Né en 1963, Michel Gondry est le réalisateur de nombreux clips vidéo, et de courts et longs métrages. Par exemple, il réalise, en 2004, un film avec Jim Carrey et Kate Winslet, Eternal Sunshine of the Spotless Mind. Et en 2006 sort La Science des rêves avec Gael García Bernal, Charlotte Gainsbourg, Alain Chabat et Miou-Miou.

Michel Gondry a déjà reçu de nombreuses récompenses pour son œuvre, telles que le prix du meilleur réalisateur de la Washington D.C. Area Films Critics Association ou l'oscar du meilleur scénario (en 2005) pour Eternal Sunshine of the Spotless Mind.

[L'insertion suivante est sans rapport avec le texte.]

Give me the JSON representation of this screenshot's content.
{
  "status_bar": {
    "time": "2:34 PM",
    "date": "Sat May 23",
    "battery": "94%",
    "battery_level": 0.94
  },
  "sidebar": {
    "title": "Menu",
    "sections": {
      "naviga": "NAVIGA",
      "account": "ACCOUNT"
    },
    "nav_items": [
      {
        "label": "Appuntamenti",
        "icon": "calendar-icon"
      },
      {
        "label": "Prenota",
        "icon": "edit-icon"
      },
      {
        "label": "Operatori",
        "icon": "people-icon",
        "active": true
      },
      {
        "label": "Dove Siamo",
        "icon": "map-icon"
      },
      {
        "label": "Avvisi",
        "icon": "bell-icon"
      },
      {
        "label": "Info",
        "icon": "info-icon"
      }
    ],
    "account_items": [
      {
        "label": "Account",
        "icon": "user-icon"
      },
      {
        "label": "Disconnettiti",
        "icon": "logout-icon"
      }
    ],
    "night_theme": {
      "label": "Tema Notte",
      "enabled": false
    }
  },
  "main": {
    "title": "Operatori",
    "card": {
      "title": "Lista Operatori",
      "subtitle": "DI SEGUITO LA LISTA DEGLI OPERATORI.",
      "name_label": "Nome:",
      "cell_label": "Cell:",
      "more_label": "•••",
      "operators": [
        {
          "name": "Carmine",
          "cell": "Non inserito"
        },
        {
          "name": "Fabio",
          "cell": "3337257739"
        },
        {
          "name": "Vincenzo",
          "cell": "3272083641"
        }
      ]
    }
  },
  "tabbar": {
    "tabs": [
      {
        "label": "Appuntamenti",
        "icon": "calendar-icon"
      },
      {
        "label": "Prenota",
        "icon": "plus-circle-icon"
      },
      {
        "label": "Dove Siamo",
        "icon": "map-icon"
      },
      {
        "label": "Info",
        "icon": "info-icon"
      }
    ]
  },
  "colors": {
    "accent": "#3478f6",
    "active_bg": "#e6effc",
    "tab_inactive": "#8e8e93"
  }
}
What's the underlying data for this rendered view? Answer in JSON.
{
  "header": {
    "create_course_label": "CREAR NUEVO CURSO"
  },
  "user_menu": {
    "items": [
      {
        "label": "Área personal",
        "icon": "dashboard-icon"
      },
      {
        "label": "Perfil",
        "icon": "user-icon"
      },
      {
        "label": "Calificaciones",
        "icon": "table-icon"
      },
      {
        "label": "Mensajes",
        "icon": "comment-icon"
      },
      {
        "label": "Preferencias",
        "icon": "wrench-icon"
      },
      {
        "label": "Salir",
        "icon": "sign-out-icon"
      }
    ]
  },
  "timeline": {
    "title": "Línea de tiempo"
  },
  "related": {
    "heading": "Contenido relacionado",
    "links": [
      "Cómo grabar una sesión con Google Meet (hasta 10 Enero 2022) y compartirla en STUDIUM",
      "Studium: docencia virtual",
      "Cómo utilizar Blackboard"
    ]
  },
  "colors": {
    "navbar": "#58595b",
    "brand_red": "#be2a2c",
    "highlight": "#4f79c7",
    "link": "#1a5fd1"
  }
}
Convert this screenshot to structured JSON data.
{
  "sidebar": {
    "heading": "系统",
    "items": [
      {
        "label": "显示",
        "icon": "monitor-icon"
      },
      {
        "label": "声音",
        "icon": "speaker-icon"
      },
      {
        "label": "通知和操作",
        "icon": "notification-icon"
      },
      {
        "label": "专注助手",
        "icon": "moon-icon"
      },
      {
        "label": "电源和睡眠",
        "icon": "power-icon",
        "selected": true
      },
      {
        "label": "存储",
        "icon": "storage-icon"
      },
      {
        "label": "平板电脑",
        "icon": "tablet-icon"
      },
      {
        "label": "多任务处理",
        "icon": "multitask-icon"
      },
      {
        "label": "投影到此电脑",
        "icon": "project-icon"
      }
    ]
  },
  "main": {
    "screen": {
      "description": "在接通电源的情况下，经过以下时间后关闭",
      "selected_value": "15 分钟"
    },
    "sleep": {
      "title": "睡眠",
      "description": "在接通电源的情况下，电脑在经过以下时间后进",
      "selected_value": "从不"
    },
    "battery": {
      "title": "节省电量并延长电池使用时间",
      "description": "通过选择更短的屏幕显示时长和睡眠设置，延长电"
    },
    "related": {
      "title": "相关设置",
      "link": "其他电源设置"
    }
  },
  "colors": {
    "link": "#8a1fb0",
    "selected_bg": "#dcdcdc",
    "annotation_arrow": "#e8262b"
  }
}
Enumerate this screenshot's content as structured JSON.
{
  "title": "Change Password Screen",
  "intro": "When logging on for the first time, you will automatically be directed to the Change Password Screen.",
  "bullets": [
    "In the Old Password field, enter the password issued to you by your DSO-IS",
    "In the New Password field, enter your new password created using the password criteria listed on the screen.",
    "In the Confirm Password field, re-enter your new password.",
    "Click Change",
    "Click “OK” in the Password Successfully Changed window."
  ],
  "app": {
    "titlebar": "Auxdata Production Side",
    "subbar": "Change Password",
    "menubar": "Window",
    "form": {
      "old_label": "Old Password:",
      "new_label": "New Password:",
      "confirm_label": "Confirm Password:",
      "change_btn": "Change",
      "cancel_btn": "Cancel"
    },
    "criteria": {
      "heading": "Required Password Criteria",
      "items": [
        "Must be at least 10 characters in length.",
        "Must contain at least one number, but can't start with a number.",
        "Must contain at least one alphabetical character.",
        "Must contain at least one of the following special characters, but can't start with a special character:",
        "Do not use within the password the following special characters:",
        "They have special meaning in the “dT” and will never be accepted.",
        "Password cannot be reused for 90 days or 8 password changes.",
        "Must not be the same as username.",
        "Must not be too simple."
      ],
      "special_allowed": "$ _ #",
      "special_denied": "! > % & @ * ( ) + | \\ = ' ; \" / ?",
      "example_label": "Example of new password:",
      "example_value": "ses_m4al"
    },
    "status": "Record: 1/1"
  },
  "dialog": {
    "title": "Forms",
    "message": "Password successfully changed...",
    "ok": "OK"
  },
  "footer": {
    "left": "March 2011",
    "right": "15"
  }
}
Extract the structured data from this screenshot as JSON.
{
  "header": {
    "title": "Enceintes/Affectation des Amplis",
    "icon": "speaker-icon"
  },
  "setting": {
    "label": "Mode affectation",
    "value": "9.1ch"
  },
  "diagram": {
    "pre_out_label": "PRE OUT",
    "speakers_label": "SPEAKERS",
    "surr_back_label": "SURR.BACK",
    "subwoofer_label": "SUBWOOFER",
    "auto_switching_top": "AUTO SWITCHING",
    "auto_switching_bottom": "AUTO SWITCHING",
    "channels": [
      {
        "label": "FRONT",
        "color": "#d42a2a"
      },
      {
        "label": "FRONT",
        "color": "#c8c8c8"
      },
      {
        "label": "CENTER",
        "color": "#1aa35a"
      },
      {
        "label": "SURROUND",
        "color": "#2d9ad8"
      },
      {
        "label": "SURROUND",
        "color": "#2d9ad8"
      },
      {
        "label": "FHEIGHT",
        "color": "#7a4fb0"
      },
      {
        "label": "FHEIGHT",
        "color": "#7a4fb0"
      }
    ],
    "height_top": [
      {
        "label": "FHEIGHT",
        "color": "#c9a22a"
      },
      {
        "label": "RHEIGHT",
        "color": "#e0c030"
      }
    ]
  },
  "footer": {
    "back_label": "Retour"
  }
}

Pour en savoir plus :  http://www.michelgondry.com/



Quelques éléments d'analyse, d'explication et de comparaison

Pour comprendre l'œuvre de Boris Vian, certaines clefs sont nécessaires. Il faut d'abord comprendre que le monde qu'il crée est parfaitement logique en lui-même. « La mécanique est aussi rigoureuse, aussi implacable que celle d'une tragédie grecque. » (p. 178) C'est pourquoi le lecteur sent une certaine angoisse monter au fil des pages, et le spectateur au fil des scènes. Il ne connaît pas les règles de cet univers, et pourtant il ne peut y échapper, si bien qu'il ne sait à quoi s'attendre. Or, les personnages, eux, n'y voient rien de surprenant : c'est leur monde, et il a toujours fonctionné ainsi. Quoi de plus naturel ?

Ce monde est fondé sur le langage. Chaque mot, chaque phrase, est pris au pied de la lettre. Tout y est sujet à une interprétation inattendue. En effet, « on exécutera une ordonnance au moyen d'une petite guillotine de bureau, un homme planté là prendra racine pour peu que le terrain s'y prête […], on s'excuse de n'avoir pas aiguisé comme il le faudrait une pointe d'ail, on s'indigne à l'idée qu'un garçon utilisera un pourboire pour manger. » (p. 177) Inattendue et pourtant si vraisemblable ! Une imagination agitée dans un cas, des yeux émerveillés dans l'autre, roman et film savent capter l'attention de leur public.

Faut-il voir une métaphore, une critique, une analyse de notre monde dans celui que dépeint Boris Vian ? « Le nénuphar qui ronge les poumons de Chloé peut symboliser deux ou trois maladies que nous connaissons bien, et singulièrement la tuberculose. Mais il s'inscrit, également, dans l'expression logique d'un monde où des fleurs poussent sur les trottoirs.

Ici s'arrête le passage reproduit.